House Committee Approves GRANT Act
The House Oversight and Government Reform Committee approved the Grant Reform and New Transparency (GRANT) Act, HR 3316, on Tuesday, October 29. The committee approved the bill on a party-line vote of 19-15. Before the vote, both sides acknowledged the need to refine the bill before the House of Representatives might consider the legislation.
The bill, introduced by Representative James Lankford (R-OK), would require greater transparency of the grants award process. Agencies would be required to publish the names and employers of peer reviewers, clearly identify award selection criteria, and make funding decisions based solely on merit. Unsuccessful applicants would have access to documents outlining the decision-making process. The legislation also mandates that agencies publish the grant applications, grant agreements, and closeout documents for all awards.

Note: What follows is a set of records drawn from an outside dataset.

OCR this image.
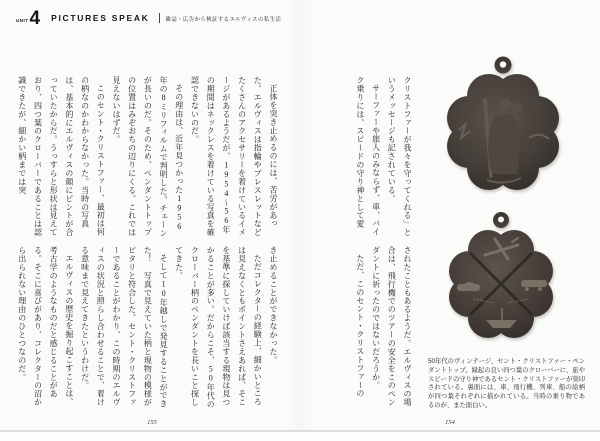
UNIT 4 PICTURES SPEAK	雑誌・広告から検証するエルヴィスの私生活

正体を突き止めるのには、苦労があった。エルヴィスは指輪やブレスレットなどたくさんのアクセサリーを着けているイメージがあるようだが、1954〜56年の期間はネックレスを着けている写真を確認できないのだ。

その理由は、近年見つかった1956年の8ミリフィルムで判明した。チェーンが長いのだ。そのため、ペンダントトップの位置はみぞおちの辺りにくる。これでは見えないはずだ。

このセント・クリストファー、最初は何の柄なのかわからなかった。当時の写真は、基本的にエルヴィスの顔にピントが合っていたからだ。うっすらと形状は見えており、四つ葉のクローバーであることは認識できたが、細かい柄までは突

き止めることができなかった。

ただコレクターの経験上、細かいところは見えなくともポイントさえあれば、そこを基準に探していけば該当する現物は見つかることが多い。だからこそ、50年代のクローバー柄のペンダントを長いこと探してきた。

そして10年越しで発見することができた！　写真で見えていた柄と現物の模様がピタリと符合した。セント・クリストファーであることがわかり、この時期のエルヴィスの状況と照らし合わせることで、着ける意味まで見えてきたというわけだ。

エルヴィスの歴史を掘り起こすことは、考古学のようなものだと感じることがある。そこに喜びがあり、コレクターの沼から出られない理由のひとつなのだ。

155

クリストファーが我々を守ってくれる」というメッセージも記されている。

サーファーや旅人のみならず、車、バイク乗りには、スピードの守り神として愛

されたこともあるようだ。エルヴィスの場合は、飛行機でのツアーの安全をこのペンダントに祈ったのではないだろうか。

ただ、このセント・クリストファーの	50年代のヴィンテージ、セント・クリストファー・ペンダントトップ。縁起の良い四つ葉のクローバーに、旅やスピードの守り神であるセント・クリストファーが刻印されている。裏面には、車、飛行機、列車、船の絵柄が四つ葉それぞれに描かれている。当時の乗り物であるのが、また面白い。

154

The chairman of the committee, Darrell Issa (R-CA), called the GRANT Act a “hallmark piece of legislation.” Chairman Issa said there is a clear need for the legislation and that “identifying and reducing vulnerabilities in the awarding and administration of grant programs is critical to ensure that our government is being responsible as possible to the taxpayers.”
Democrats on the committee expressed reservations regarding two key provisions of the bill. The Committee’s Ranking Member, Elijah Cummings (D-MD), had concerns about the disclosure requirement of peer reviewers. Cummings urged the committee to protect the anonymity of the peer reviewers to prevent lobbying from applicants and potential employer reprisals.
Wisconsin Democratic Congressman Mark Pocan offered an amendment to allow agencies to use a unique identifier for each peer reviewer. The purpose of the amendment was to increase transparency of the peer review process, while protecting the privacy of individual reviewers. Lankford expressed some support for the amendment, but was adamant that the identities of the final decision-makers be publicly available. Pocan withdrew his amendment and told the committee that he would work with Lankford to find a solution.
Congressman Gerry Connolly (D-VA) offered an amendment to require the publishing of only the grant abstract instead of the grant application. Connolly explained his amendment was on behalf of the academic community‘s concerns of “potential, inadvertent harm the GRANT Act could inflict on research and innovation systems.” According to Connolly, the publication of grant applications could result in the release of protected intellectual property.
The committee rejected the Connolly amendment on a 15-19 party-line vote. Connolly expressed his willingness to seek a bipartisan compromise to allow universities the ability to redact sensitive information.
On a voice vote, the committee approved an amendment from Representative Jackie Spier (D-CA). The GRANT Act would require agencies to conduct a pre-award review of the financial capabilities of applicants. Spier’s amendment modified the provision’s exemption requirements. Under the approved amendment, recipients that received more than $10 million in grant funding, and had successfully completed a grant project in the previous three years, would be exempt from the financial capabilities review process.
The House Oversight committee previously approved the GRANT Act during the 112th Congress; however, the bill was never considered by the House of Representatives. It is not clear if the bill will fare any better during the 113th Congress. Even if the House considered the bill, opposition from Democrats and the academic community would probably doom the bill in the Senate.